BORN YESTERDAY ... Rowena hysterical as Billie Dawn ... Jerry Escow exciting as Brock ... John Merlin as Paul.

John Vari was wonderful in a ridiculous wig and wild drag camping it up as Fancourt Babberly in CHARLIE'S AUNT.

COME BACK LITTLE SHEBA ... excellent cast of Marie Donnet, Alex Reed, Rowena Burack, and John Merlin.

SUMMER & SMOKE ... Marie in another Tennessee Williams play ... exciting ... John Merlin her co-star.

Company members and/or performers included Lillian Murphy, Vicki Coppola, Kathryn Trempi, Bill Pratt, Edward Barry, and Robert Barrus.
Local actors included: Toni Mendlesen, Foster Greene, Dickie Lavigne, Catherine Coffin.

Jack Welles remembers ...
"First of all, it has been 44 years since I was at the Hampton Playhouse - who are John Vari and Alfred Christie? I thought Mr. & Mrs. Bock owned it. JUST KIDDING. The playhouse had been there six years when I arrived as stage manager, lighting designer and actor, all for one salary. I was all over the place, even getting rid of skunks in the garbage cans. There were quite a few that year.
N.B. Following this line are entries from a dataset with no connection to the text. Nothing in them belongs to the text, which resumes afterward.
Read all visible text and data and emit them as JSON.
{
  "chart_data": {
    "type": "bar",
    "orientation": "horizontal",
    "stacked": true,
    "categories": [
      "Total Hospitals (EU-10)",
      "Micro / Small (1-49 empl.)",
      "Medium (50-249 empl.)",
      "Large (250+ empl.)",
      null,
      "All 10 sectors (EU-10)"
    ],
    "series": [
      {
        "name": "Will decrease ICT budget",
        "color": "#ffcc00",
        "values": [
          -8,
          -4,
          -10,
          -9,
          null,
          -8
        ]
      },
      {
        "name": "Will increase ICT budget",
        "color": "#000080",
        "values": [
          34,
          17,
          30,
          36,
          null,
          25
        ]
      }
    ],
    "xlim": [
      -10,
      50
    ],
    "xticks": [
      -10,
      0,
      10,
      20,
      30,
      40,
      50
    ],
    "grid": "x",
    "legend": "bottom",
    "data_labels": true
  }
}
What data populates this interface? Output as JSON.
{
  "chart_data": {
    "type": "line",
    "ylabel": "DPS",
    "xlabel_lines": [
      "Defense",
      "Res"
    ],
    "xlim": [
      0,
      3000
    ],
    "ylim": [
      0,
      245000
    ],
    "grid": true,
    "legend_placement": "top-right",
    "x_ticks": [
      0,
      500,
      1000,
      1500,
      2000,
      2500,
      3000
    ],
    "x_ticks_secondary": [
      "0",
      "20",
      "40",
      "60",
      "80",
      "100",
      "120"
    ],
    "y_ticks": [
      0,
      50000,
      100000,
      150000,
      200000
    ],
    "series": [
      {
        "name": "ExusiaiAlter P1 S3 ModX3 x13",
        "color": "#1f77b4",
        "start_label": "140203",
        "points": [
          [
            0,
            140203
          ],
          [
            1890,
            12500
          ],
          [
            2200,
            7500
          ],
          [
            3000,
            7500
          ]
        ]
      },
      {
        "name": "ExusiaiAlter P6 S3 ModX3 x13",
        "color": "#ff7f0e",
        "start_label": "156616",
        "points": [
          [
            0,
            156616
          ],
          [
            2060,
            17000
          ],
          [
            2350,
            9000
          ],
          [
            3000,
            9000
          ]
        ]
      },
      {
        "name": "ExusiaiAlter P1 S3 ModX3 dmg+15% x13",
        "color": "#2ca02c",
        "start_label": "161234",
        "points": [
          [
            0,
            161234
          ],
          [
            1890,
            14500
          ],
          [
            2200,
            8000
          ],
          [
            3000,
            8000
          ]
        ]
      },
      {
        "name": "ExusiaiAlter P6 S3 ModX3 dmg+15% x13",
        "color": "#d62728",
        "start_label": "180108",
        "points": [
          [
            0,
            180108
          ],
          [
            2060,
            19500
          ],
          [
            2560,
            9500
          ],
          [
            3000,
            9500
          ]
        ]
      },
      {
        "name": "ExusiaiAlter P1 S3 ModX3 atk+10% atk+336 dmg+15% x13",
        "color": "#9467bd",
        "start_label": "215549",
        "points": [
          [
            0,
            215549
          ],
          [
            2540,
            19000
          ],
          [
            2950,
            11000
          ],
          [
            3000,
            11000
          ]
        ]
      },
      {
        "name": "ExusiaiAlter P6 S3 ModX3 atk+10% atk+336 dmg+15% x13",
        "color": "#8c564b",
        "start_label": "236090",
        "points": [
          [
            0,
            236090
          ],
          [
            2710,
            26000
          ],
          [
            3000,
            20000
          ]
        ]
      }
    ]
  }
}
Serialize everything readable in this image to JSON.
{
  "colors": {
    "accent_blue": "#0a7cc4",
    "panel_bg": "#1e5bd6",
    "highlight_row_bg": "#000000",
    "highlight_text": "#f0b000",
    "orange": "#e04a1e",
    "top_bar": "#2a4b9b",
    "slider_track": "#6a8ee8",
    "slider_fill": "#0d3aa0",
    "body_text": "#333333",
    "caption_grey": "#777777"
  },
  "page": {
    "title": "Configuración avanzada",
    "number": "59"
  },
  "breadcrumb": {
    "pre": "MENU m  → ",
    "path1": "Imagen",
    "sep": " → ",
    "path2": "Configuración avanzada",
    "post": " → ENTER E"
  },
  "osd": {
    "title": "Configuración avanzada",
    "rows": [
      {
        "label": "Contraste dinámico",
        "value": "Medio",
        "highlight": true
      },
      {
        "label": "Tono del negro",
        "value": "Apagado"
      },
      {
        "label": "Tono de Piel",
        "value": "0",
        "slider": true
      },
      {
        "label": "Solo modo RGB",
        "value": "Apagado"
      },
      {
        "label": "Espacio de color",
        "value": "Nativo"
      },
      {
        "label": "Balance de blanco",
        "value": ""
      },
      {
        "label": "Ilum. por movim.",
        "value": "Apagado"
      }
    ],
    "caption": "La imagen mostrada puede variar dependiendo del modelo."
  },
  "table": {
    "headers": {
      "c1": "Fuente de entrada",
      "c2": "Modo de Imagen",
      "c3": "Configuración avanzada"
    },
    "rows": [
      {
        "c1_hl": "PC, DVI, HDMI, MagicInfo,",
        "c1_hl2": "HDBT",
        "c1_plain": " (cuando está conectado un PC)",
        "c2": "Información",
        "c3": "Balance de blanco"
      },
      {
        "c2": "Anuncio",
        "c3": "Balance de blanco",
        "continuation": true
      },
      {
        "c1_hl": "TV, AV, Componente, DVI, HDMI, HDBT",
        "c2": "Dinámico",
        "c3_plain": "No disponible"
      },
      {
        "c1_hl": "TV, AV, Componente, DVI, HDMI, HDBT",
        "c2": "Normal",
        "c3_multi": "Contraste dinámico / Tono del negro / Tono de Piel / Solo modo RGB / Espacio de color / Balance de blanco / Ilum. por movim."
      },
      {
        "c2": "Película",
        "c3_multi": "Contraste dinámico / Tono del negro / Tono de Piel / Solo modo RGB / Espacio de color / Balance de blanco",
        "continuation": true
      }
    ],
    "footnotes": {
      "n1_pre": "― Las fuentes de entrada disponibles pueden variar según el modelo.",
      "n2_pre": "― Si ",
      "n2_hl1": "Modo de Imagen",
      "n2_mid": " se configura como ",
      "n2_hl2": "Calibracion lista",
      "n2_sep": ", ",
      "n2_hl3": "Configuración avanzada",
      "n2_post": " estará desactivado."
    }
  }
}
I remember three shows from 1955 -- TIME OUT FOR GINGER, RAINMAKER and MR. ROBERTS, but we did one per week back then so after retiring in Sarasota, Florida for ten years -- living in peace and senility -- I can't remember the other seventeen. I remember the summer rains and thunder storms especially during RAINMAKER with Carleton Carpenter. Opening night (the play takes place during a very dry spell, well, the rains came to the playhouse so hard you had to shout to be heard above the noise on the tin roof. Rowena Burack broke up the house when she shouted, "I dreamt last night it rained -- thunder came like a big bass drum." Finally the power went out but no one left. We backed up cars to the back door and shone the car beams onto the stage and we went on with the show. Quite a night. MR. ROBERTS I remember because I played Dolan, who arrives back at the ship with a goat. I was told that in order not to have him do anything on the stage, HOLD DOWN HIS TAIL. There is a picture somewhere of me holding down his tail. (Maybe, but we couldn't find it! ed.) John Vari played Ensign Pulver and did a great job. Since I was also stage manager and had to call cues and sometimes signal for light cues while on stage, I sometimes had to arrange to delay entrances until lights were up. Shows I was in, were staged so I was always on stage right so I could call cues from that side. All in all, it was a great place to work and learn a craft I continued in until I retired to Florida."